All tissue samples for proteomic analysis were obtained by freezing the tissue within 5–10 minutes of excision during surgery and after placing the tissues in OCT medium (10.24% polyvinyl alcohol, 4.26% polyethylene glycol, and 85.5% non-reactive ingredients). Three samples were obtained from each resection: tumor tissue sample, adjacent healthy tissue (within 1 cm of the tumor) and distant uninvolved lung tissue. While keeping the samples constantly frozen, five 10-µm thick sections were cut, trimmed of excess OCT from around the tissue, and placed into frozen 1.5 mL microfuge tubes. Following the addition of 200 µl homogenization buffer (40 mM HEPES, 125 mM NaCl, 5 mM KCl at pH 7.5 plus HALT protease inhibitor cocktail (Pierce)), the samples were homogenized in the microfuge tubes on ice with rotary pestle for 30 seconds, until no tissue fragments were visible. The samples were then spun in a centrifuge at 21,000×g for 10 minutes and filtered through a 0.2 µm multi-well plate filter into a sterile multi-well plate. Five µl aliquots were taken for micro-BCA protein assay (Pierce) and the rest of the sample was stored frozen and sealed in 96 well plates at −70°C.

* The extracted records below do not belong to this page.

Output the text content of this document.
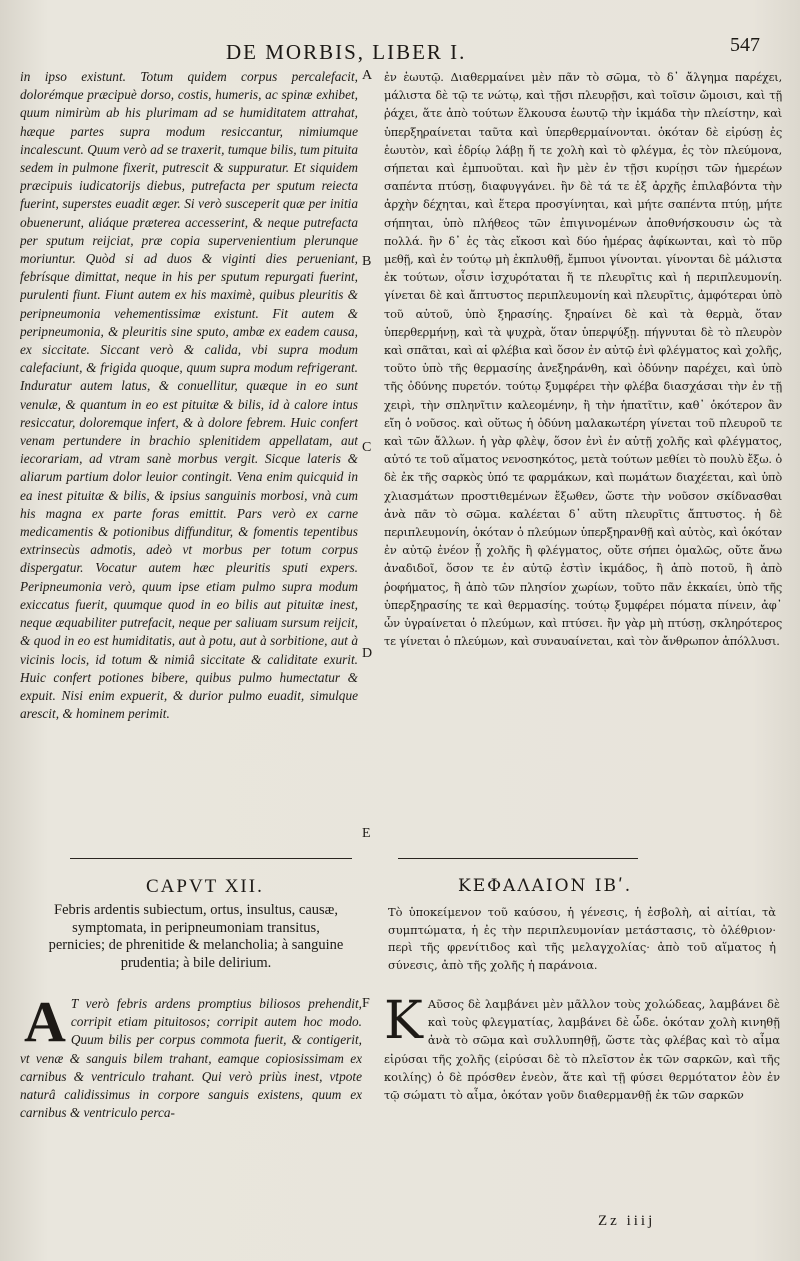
DE MORBIS, LIBER I.	547
in ipso existunt. Totum quidem corpus percalefacit, dolorémque præcipuè dorso, costis, humeris, ac spinæ exhibet, quum nimirùm ab his plurimam ad se humiditatem attrahat, hæque partes supra modum resiccantur, nimiumque incalescunt. Quum verò ad se traxerit, tumque bilis, tum pituita sedem in pulmone fixerit, putrescit & suppuratur. Et siquidem præcipuis iudicatorijs diebus, putrefacta per sputum reiecta fuerint, superstes euadit æger. Si verò susceperit quæ per initia obuenerunt, aliáque præterea accesserint, & neque putrefacta per sputum reijciat, præ copia supervenientium plerunque moriuntur. Quòd si ad duos & viginti dies perueniant, febrísque dimittat, neque in his per sputum repurgati fuerint, purulenti fiunt. Fiunt autem ex his maximè, quibus pleuritis & peripneumonia vehementissimæ existunt. Fit autem & peripneumonia, & pleuritis sine sputo, ambæ ex eadem causa, ex siccitate. Siccant verò & calida, vbi supra modum calefaciunt, & frigida quoque, quum supra modum refrigerant. Induratur autem latus, & conuellitur, quæque in eo sunt venulæ, & quantum in eo est pituitæ & bilis, id à calore intus resiccatur, doloremque infert, & à dolore febrem. Huic confert venam pertundere in brachio splenitidem appellatam, aut iecorariam, ad vtram sanè morbus vergit. Sicque lateris & aliarum partium dolor leuior contingit. Vena enim quicquid in ea inest pituitæ & bilis, & ipsius sanguinis morbosi, vnà cum his magna ex parte foras emittit. Pars verò ex carne medicamentis & potionibus diffunditur, & fomentis tepentibus extrinsecùs admotis, adeò vt morbus per totum corpus dispergatur. Vocatur autem hæc pleuritis sputi expers. Peripneumonia verò, quum ipse etiam pulmo supra modum exiccatus fuerit, quumque quod in eo bilis aut pituitæ inest, neque æquabiliter putrefacit, neque per saliuam sursum reijcit, & quod in eo est humiditatis, aut à potu, aut à sorbitione, aut à vicinis locis, id totum & nimiâ siccitate & caliditate exurit. Huic confert potiones bibere, quibus pulmo humectatur & expuit. Nisi enim expuerit, & durior pulmo euadit, simulque arescit, & hominem perimit.
A
B
C
D
E
F
ἐν ἑωυτῷ. Διαθερμαίνει μὲν πᾶν τὸ σῶμα, τὸ δ᾽ ἄλγημα παρέχει, μάλιστα δὲ τῷ τε νώτῳ, καὶ τῇσι πλευρῇσι, καὶ τοῖσιν ὤμοισι, καὶ τῇ ῥάχει, ἅτε ἀπὸ τούτων ἕλκουσα ἑωυτῷ τὴν ἰκμάδα τὴν πλείστην, καὶ ὑπερξηραίνεται ταῦτα καὶ ὑπερθερμαίνονται. ὁκόταν δὲ εἰρύσῃ ἐς ἑωυτὸν, καὶ ἑδρίῳ λάβῃ ἥ τε χολὴ καὶ τὸ φλέγμα, ἐς τὸν πλεύμονα, σήπεται καὶ ἐμπυοῦται. καὶ ἢν μὲν ἐν τῇσι κυρίῃσι τῶν ἡμερέων σαπέντα πτύσῃ, διαφυγγάνει. ἢν δὲ τά τε ἐξ ἀρχῆς ἐπιλαβόντα τὴν ἀρχὴν δέχηται, καὶ ἕτερα προσγίνηται, καὶ μήτε σαπέντα πτύῃ, μήτε σήπηται, ὑπὸ πλήθεος τῶν ἐπιγινομένων ἀποθνήσκουσιν ὡς τὰ πολλά. ἢν δ᾽ ἐς τὰς εἴκοσι καὶ δύο ἡμέρας ἀφίκωνται, καὶ τὸ πῦρ μεθῇ, καὶ ἐν τούτῳ μὴ ἐκπλυθῇ, ἔμπυοι γίνονται. γίνονται δὲ μάλιστα ἐκ τούτων, οἷσιν ἰσχυρόταται ἥ τε πλευρῖτις καὶ ἡ περιπλευμονίη. γίνεται δὲ καὶ ἄπτυστος περιπλευμονίη καὶ πλευρῖτις, ἀμφότεραι ὑπὸ τοῦ αὐτοῦ, ὑπὸ ξηρασίης. ξηραίνει δὲ καὶ τὰ θερμὰ, ὅταν ὑπερθερμήνῃ, καὶ τὰ ψυχρὰ, ὅταν ὑπερψύξῃ. πήγνυται δὲ τὸ πλευρὸν καὶ σπᾶται, καὶ αἱ φλέβια καὶ ὅσον ἐν αὐτῷ ἐνὶ φλέγματος καὶ χολῆς, τοῦτο ὑπὸ τῆς θερμασίης ἀνεξηράνθη, καὶ ὀδύνην παρέχει, καὶ ὑπὸ τῆς ὀδύνης πυρετόν. τούτῳ ξυμφέρει τὴν φλέβα διασχάσαι τὴν ἐν τῇ χειρὶ, τὴν σπληνῖτιν καλεομένην, ἢ τὴν ἡπατῖτιν, καθ᾽ ὁκότερον ἂν εἴη ὁ νοῦσος. καὶ οὕτως ἡ ὀδύνη μαλακωτέρη γίνεται τοῦ πλευροῦ τε καὶ τῶν ἄλλων. ἡ γὰρ φλὲψ, ὅσον ἐνὶ ἐν αὐτῇ χολῆς καὶ φλέγματος, αὐτό τε τοῦ αἵματος νενοσηκότος, μετὰ τούτων μεθίει τὸ πουλὺ ἔξω. ὁ δὲ ἐκ τῆς σαρκὸς ὑπό τε φαρμάκων, καὶ πωμάτων διαχέεται, καὶ ὑπὸ χλιασμάτων προστιθεμένων ἔξωθεν, ὥστε τὴν νοῦσον σκίδνασθαι ἀνὰ πᾶν τὸ σῶμα. καλέεται δ᾽ αὕτη πλευρῖτις ἄπτυστος. ἡ δὲ περιπλευμονίη, ὁκόταν ὁ πλεύμων ὑπερξηρανθῇ καὶ αὐτὸς, καὶ ὁκόταν ἐν αὐτῷ ἐνέον ᾖ χολῆς ἢ φλέγματος, οὔτε σήπει ὁμαλῶς, οὔτε ἄνω ἀναδιδοῖ, ὅσον τε ἐν αὐτῷ ἐστὶν ἰκμάδος, ἢ ἀπὸ ποτοῦ, ἢ ἀπὸ ῥοφήματος, ἢ ἀπὸ τῶν πλησίον χωρίων, τοῦτο πᾶν ἐκκαίει, ὑπὸ τῆς ὑπερξηρασίης τε καὶ θερμασίης. τούτῳ ξυμφέρει πόματα πίνειν, ἀφ᾽ ὧν ὑγραίνεται ὁ πλεύμων, καὶ πτύσει. ἢν γὰρ μὴ πτύσῃ, σκληρότερος τε γίνεται ὁ πλεύμων, καὶ συναυαίνεται, καὶ τὸν ἄνθρωπον ἀπόλλυσι.
CAPVT XII.	ΚΕΦΑΛΑΙΟΝ ΙΒʹ.
Febris ardentis subiectum, ortus, insultus, causæ, symptomata, in peripneumoniam transitus, pernicies; de phrenitide & melancholia; à sanguine prudentia; à bile delirium.
Τὸ ὑποκείμενον τοῦ καύσου, ἡ γένεσις, ἡ ἐσβολὴ, αἱ αἰτίαι, τὰ συμπτώματα, ἡ ἐς τὴν περιπλευμονίαν μετάστασις, τὸ ὀλέθριον· περὶ τῆς φρενίτιδος καὶ τῆς μελαγχολίας· ἀπὸ τοῦ αἵματος ἡ σύνεσις, ἀπὸ τῆς χολῆς ἡ παράνοια.
A T verò febris ardens promptius biliosos prehendit, corripit etiam pituitosos; corripit autem hoc modo. Quum bilis per corpus commota fuerit, & contigerit, vt venæ & sanguis bilem trahant, eamque copiosissimam ex carnibus & ventriculo trahant. Qui verò priùs inest, vtpote naturâ calidissimus in corpore sanguis existens, quum ex carnibus & ventriculo perca-
Κ Αῦσος δὲ λαμβάνει μὲν μᾶλλον τοὺς χολώδεας, λαμβάνει δὲ καὶ τοὺς φλεγματίας, λαμβάνει δὲ ὧδε. ὁκόταν χολὴ κινηθῇ ἀνὰ τὸ σῶμα καὶ συλλυπηθῇ, ὥστε τὰς φλέβας καὶ τὸ αἷμα εἰρύσαι τῆς χολῆς (εἰρύσαι δὲ τὸ πλεῖστον ἐκ τῶν σαρκῶν, καὶ τῆς κοιλίης) ὁ δὲ πρόσθεν ἐνεὸν, ἅτε καὶ τῇ φύσει θερμότατον ἐὸν ἐν τῷ σώματι τὸ αἷμα, ὁκόταν γοῦν διαθερμανθῇ ἐκ τῶν σαρκῶν
Zz iiij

Sample total protein was adjusted to16 µg/mL in SB17T buffer (40 mM HEPES, 125 mM NaCl, 5 mM KCl, 5 mM MgCl2, 1 mM EDTA, 0.05% Tween-20 at pH 7.5) for proteomic profiling. Samples prepared in this manner were analyzed on the SomaLogic biomarker discovery assay using Agilent slide read-out that measures 820 human proteins as described previously . The proteins against which the SOMAmers included in this assay were selected are given in Table S1. Briefly, this assay uses SOMAmers to transform protein concentration into a corresponding DNA concentration through a series of steps involving affinity binding and capture of biotin onto streptavidin beads. The final DNA concentration is measured as relative fluorescence units (RFU) from the fluorescent SOMAmer hybridized to a complementary probe on an Agilent array.

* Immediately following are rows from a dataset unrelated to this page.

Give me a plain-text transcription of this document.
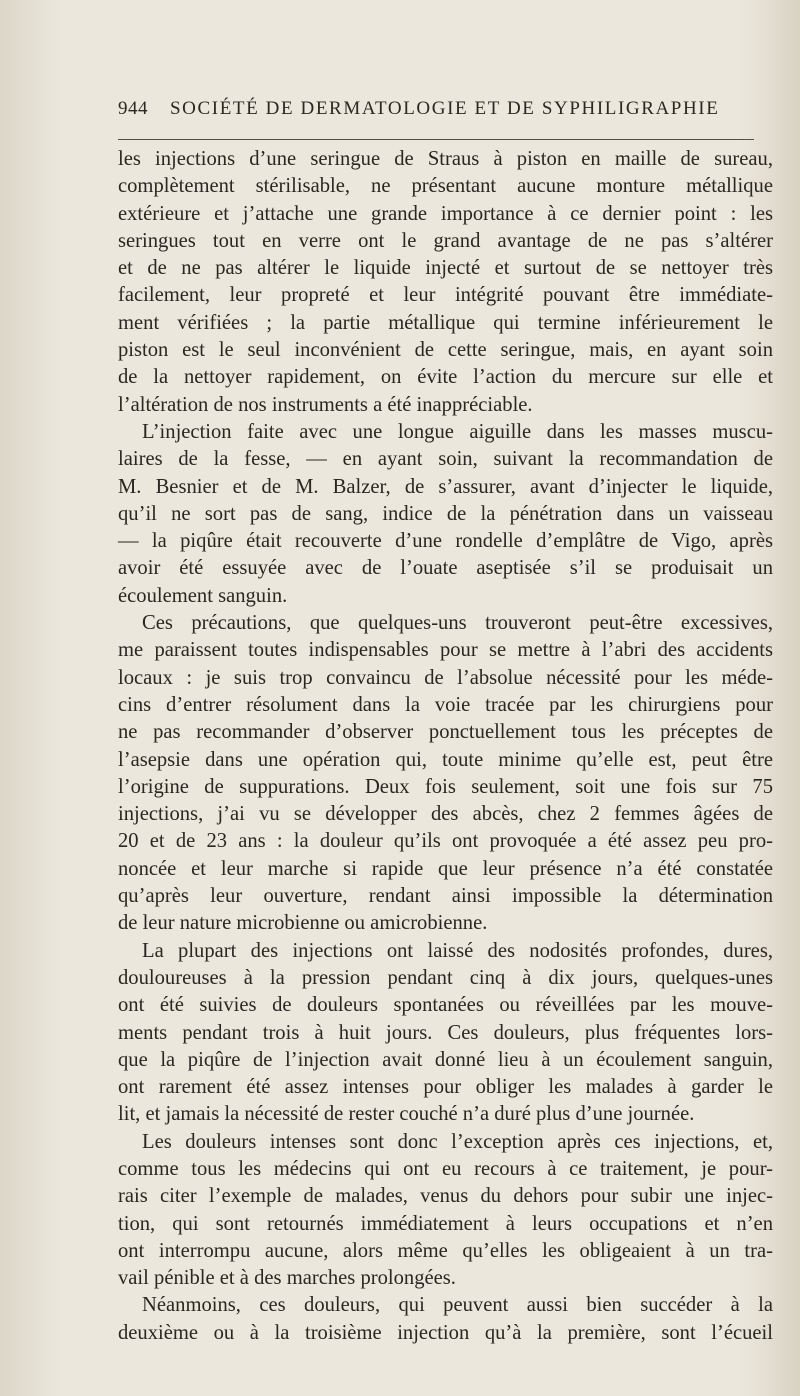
944 SOCIÉTÉ DE DERMATOLOGIE ET DE SYPHILIGRAPHIE
les injections d’une seringue de Straus à piston en maille de sureau,
complètement stérilisable, ne présentant aucune monture métallique
extérieure et j’attache une grande importance à ce dernier point : les
seringues tout en verre ont le grand avantage de ne pas s’altérer
et de ne pas altérer le liquide injecté et surtout de se nettoyer très
facilement, leur propreté et leur intégrité pouvant être immédiate-
ment vérifiées ; la partie métallique qui termine inférieurement le
piston est le seul inconvénient de cette seringue, mais, en ayant soin
de la nettoyer rapidement, on évite l’action du mercure sur elle et
l’altération de nos instruments a été inappréciable.
L’injection faite avec une longue aiguille dans les masses muscu-
laires de la fesse, — en ayant soin, suivant la recommandation de
M. Besnier et de M. Balzer, de s’assurer, avant d’injecter le liquide,
qu’il ne sort pas de sang, indice de la pénétration dans un vaisseau
— la piqûre était recouverte d’une rondelle d’emplâtre de Vigo, après
avoir été essuyée avec de l’ouate aseptisée s’il se produisait un
écoulement sanguin.
Ces précautions, que quelques-uns trouveront peut-être excessives,
me paraissent toutes indispensables pour se mettre à l’abri des accidents
locaux : je suis trop convaincu de l’absolue nécessité pour les méde-
cins d’entrer résolument dans la voie tracée par les chirurgiens pour
ne pas recommander d’observer ponctuellement tous les préceptes de
l’asepsie dans une opération qui, toute minime qu’elle est, peut être
l’origine de suppurations. Deux fois seulement, soit une fois sur 75
injections, j’ai vu se développer des abcès, chez 2 femmes âgées de
20 et de 23 ans : la douleur qu’ils ont provoquée a été assez peu pro-
noncée et leur marche si rapide que leur présence n’a été constatée
qu’après leur ouverture, rendant ainsi impossible la détermination
de leur nature microbienne ou amicrobienne.
La plupart des injections ont laissé des nodosités profondes, dures,
douloureuses à la pression pendant cinq à dix jours, quelques-unes
ont été suivies de douleurs spontanées ou réveillées par les mouve-
ments pendant trois à huit jours. Ces douleurs, plus fréquentes lors-
que la piqûre de l’injection avait donné lieu à un écoulement sanguin,
ont rarement été assez intenses pour obliger les malades à garder le
lit, et jamais la nécessité de rester couché n’a duré plus d’une journée.
Les douleurs intenses sont donc l’exception après ces injections, et,
comme tous les médecins qui ont eu recours à ce traitement, je pour-
rais citer l’exemple de malades, venus du dehors pour subir une injec-
tion, qui sont retournés immédiatement à leurs occupations et n’en
ont interrompu aucune, alors même qu’elles les obligeaient à un tra-
vail pénible et à des marches prolongées.
Néanmoins, ces douleurs, qui peuvent aussi bien succéder à la
deuxième ou à la troisième injection qu’à la première, sont l’écueil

Since each of the eight tumors in the study varies in stage and histology, we did not assume that the RFU measurements from the tissue resections were normally distributed. Therefore, we tested the significance of differential expression between the eight tumor tissues and the sixteen healthy surrounding tissues using a non-parametric test, specifically the Mann-Whitney rank sum test. We chose to combine the two healthy tissue groups because this study contains a small number of total samples.
A separate two-tailed Mann-Whitney test was performed for each of the 820 human proteins measured by the SOMAscan platform, so we corrected for multiple comparisons by applying a false discovery rate (FDR) correction  and enforced a q-value threshold of 0.05 for all analytes.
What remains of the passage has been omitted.